Kino Eye: All the "young heroes" died

Submitted by AWL on 29 June, 2021 - 4:03 Author: John Cunningham
Ivan's Childhood

TheSolidarity 598 article by Eric Lee on the 1941 invasion of the Soviet Union reminded me of one of the most intelligent and moving Soviet films about the war. The director Andrei Tarkovsky is probably too ethereal for some, but check out his first feature film, Ivan’s Childhood (1962).

Ivan (Nikolai Burlyaev) is a child scout for the Red Army. Irascible, self-confident but recklessly brave, he risks his life behind enemy lines. The avuncular Captain Kholin takes Ivan under his wing and sends him to a military college but Ivan runs away.

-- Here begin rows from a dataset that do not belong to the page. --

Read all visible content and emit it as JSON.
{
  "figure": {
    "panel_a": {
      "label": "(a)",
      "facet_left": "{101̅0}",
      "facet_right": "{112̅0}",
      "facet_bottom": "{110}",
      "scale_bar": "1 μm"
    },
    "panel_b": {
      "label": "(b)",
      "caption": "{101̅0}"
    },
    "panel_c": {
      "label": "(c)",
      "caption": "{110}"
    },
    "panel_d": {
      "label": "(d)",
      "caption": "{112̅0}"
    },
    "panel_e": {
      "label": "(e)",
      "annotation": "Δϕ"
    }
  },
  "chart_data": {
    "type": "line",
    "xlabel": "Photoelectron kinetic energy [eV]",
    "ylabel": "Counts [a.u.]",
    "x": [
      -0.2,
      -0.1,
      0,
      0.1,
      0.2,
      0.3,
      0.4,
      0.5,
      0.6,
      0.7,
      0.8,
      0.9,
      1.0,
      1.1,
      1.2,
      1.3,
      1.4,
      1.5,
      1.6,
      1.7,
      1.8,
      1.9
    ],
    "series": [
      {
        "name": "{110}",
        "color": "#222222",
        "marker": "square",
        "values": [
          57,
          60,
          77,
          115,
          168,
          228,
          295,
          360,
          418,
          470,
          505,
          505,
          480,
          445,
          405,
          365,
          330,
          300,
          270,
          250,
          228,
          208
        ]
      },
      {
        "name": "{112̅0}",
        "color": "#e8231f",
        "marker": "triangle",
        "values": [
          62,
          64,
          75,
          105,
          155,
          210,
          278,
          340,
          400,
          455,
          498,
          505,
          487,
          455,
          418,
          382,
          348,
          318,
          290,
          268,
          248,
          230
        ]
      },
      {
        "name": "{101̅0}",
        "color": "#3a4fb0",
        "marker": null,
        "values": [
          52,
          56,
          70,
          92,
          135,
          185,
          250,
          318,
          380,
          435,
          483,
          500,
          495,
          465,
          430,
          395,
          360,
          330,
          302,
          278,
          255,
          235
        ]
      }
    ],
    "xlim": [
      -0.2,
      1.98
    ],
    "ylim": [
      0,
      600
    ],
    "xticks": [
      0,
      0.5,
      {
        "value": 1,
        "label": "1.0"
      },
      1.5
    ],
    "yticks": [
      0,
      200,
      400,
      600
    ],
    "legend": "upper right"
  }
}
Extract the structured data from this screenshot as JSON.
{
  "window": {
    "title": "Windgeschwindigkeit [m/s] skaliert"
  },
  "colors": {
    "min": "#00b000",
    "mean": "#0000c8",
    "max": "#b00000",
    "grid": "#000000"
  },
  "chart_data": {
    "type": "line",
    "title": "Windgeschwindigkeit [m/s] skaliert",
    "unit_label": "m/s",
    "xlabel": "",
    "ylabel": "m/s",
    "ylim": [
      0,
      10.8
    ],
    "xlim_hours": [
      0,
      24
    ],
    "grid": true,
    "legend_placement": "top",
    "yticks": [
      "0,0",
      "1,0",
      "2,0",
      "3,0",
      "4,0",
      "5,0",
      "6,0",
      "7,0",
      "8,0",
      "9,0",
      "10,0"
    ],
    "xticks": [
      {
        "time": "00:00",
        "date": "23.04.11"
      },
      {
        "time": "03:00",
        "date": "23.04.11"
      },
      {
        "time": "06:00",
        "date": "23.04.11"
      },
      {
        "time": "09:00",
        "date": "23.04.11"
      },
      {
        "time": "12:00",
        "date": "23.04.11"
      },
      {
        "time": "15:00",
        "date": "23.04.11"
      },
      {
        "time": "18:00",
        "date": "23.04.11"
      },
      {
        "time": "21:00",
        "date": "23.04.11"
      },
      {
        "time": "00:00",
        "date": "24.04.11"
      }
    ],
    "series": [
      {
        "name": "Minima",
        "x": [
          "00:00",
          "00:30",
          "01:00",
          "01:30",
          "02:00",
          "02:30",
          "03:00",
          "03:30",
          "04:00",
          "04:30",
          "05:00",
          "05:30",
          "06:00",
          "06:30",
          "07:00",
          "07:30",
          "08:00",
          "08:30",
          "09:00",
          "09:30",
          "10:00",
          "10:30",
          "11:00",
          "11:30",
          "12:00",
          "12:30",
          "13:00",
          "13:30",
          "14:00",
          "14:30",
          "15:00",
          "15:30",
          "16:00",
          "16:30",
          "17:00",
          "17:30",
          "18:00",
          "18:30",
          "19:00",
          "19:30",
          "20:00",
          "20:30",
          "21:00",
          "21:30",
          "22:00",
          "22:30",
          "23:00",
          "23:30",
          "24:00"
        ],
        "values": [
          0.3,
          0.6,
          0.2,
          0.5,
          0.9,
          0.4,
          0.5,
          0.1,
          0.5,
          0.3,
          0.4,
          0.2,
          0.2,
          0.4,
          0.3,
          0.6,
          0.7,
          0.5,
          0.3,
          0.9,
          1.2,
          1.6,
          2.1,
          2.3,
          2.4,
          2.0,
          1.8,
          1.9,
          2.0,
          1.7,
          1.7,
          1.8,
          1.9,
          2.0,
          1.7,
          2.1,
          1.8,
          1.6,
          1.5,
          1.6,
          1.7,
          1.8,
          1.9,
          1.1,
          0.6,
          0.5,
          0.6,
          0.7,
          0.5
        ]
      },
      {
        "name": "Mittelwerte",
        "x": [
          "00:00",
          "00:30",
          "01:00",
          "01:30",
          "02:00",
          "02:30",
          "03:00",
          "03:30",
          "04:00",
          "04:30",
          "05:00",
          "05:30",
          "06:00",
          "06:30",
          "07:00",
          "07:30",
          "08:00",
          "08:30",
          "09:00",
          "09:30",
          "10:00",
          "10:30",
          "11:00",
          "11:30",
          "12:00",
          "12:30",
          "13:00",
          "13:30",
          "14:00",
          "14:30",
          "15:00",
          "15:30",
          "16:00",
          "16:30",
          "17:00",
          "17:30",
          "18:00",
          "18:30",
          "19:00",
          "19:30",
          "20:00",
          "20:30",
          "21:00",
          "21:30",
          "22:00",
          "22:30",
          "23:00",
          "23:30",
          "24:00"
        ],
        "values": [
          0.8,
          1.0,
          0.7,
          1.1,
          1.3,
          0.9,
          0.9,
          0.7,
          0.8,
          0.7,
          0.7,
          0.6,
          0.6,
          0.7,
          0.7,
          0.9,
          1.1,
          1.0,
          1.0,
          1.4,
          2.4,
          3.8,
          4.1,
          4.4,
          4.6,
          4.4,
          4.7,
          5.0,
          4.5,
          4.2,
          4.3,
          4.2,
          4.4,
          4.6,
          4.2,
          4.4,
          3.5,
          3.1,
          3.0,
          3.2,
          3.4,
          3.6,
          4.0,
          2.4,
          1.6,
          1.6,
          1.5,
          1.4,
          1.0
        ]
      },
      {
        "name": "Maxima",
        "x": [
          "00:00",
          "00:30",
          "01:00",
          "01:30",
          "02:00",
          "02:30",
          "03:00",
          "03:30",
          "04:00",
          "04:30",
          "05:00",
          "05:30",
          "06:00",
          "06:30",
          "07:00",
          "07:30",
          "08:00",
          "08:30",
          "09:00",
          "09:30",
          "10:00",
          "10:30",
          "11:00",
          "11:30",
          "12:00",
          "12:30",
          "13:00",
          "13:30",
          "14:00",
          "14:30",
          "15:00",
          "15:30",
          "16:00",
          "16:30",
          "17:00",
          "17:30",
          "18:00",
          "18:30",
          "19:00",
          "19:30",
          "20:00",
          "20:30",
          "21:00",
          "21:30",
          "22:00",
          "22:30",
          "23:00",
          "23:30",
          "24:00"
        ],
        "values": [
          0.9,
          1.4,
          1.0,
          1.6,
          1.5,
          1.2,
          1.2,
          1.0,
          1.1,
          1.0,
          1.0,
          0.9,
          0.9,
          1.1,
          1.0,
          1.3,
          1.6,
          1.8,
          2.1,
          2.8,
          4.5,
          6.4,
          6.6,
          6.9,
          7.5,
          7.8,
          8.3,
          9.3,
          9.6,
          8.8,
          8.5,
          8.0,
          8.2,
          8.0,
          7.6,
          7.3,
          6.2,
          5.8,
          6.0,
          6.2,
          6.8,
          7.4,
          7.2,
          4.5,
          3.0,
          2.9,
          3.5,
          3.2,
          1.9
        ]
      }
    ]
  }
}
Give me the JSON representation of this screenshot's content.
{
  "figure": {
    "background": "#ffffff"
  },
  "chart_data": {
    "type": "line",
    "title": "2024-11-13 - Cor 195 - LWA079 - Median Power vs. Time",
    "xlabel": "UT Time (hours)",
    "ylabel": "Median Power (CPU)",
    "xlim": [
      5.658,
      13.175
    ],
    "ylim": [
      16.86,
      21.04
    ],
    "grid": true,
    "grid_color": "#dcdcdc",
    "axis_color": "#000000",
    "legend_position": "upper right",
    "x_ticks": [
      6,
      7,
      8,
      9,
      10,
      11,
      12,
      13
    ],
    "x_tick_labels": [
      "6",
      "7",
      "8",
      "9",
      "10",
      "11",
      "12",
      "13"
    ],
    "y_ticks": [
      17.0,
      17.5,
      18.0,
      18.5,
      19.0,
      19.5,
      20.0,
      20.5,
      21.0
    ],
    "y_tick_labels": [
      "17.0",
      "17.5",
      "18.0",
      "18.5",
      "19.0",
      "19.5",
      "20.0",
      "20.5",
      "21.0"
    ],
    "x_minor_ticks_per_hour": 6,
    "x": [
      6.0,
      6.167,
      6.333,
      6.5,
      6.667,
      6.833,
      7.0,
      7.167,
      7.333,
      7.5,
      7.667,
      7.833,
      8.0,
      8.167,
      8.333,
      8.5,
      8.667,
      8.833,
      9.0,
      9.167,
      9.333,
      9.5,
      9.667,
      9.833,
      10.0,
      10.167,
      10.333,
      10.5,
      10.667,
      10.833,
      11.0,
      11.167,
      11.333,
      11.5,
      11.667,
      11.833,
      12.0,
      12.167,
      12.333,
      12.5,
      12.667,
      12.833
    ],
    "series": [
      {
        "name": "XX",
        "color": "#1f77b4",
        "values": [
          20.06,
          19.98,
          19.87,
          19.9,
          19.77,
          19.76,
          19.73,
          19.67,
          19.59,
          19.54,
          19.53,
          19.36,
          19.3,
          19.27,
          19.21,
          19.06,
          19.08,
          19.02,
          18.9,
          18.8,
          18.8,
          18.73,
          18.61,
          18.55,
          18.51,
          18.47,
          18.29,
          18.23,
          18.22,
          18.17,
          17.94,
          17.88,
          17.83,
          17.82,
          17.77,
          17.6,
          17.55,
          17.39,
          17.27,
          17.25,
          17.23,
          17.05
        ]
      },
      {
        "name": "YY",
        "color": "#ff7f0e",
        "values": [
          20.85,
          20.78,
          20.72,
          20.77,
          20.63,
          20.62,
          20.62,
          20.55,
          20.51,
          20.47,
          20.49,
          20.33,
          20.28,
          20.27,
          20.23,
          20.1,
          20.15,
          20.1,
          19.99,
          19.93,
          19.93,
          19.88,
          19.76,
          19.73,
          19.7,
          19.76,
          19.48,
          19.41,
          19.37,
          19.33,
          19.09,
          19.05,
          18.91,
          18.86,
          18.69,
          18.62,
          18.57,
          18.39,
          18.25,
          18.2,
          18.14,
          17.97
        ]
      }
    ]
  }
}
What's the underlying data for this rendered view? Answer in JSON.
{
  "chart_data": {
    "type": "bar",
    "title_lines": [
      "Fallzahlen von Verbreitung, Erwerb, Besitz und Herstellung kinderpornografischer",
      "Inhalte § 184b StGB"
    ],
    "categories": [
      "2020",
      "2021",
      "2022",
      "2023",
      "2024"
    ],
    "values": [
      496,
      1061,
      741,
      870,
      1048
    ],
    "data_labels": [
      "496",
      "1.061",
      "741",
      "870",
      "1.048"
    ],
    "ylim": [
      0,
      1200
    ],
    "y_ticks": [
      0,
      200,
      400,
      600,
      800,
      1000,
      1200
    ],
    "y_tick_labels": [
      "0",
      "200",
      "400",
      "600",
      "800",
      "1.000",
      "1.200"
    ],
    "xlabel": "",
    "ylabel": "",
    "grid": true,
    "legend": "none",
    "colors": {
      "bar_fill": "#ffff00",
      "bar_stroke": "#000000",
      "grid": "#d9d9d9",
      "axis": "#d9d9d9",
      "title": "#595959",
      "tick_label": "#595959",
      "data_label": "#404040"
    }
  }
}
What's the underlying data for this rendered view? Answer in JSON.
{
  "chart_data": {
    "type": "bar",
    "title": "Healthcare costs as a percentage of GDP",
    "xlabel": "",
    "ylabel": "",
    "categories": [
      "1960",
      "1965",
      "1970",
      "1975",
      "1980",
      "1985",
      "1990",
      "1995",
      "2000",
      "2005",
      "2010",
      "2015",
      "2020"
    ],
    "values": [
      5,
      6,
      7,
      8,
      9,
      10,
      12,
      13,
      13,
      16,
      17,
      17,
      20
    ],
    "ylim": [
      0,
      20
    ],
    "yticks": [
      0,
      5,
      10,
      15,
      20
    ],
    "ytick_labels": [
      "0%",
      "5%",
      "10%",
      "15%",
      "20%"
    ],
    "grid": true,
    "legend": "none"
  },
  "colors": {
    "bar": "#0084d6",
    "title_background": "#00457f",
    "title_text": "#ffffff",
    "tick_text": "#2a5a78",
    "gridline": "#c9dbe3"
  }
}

The film ends with Soviet troops searching through the ruins of Berlin in 1945. They stumble upon military archives which reveal that Ivan was, at some point, captured and executed.

The film is based on a novella, Ivan, written in 1957 by Vladimir Bogomolov, himself a scout in the war. The Communist Party youth newspaper Komsomolskaya Pravda published an article calling for all those who were formerly scouts to respond, finishing with the words: “Where are you now, young heroes? Come forward!”.

Bogomolov phoned the paper to see who had replied. None responded: All the scouts (of which there were thousands) died in the war. Bogomolov was the sole survivor.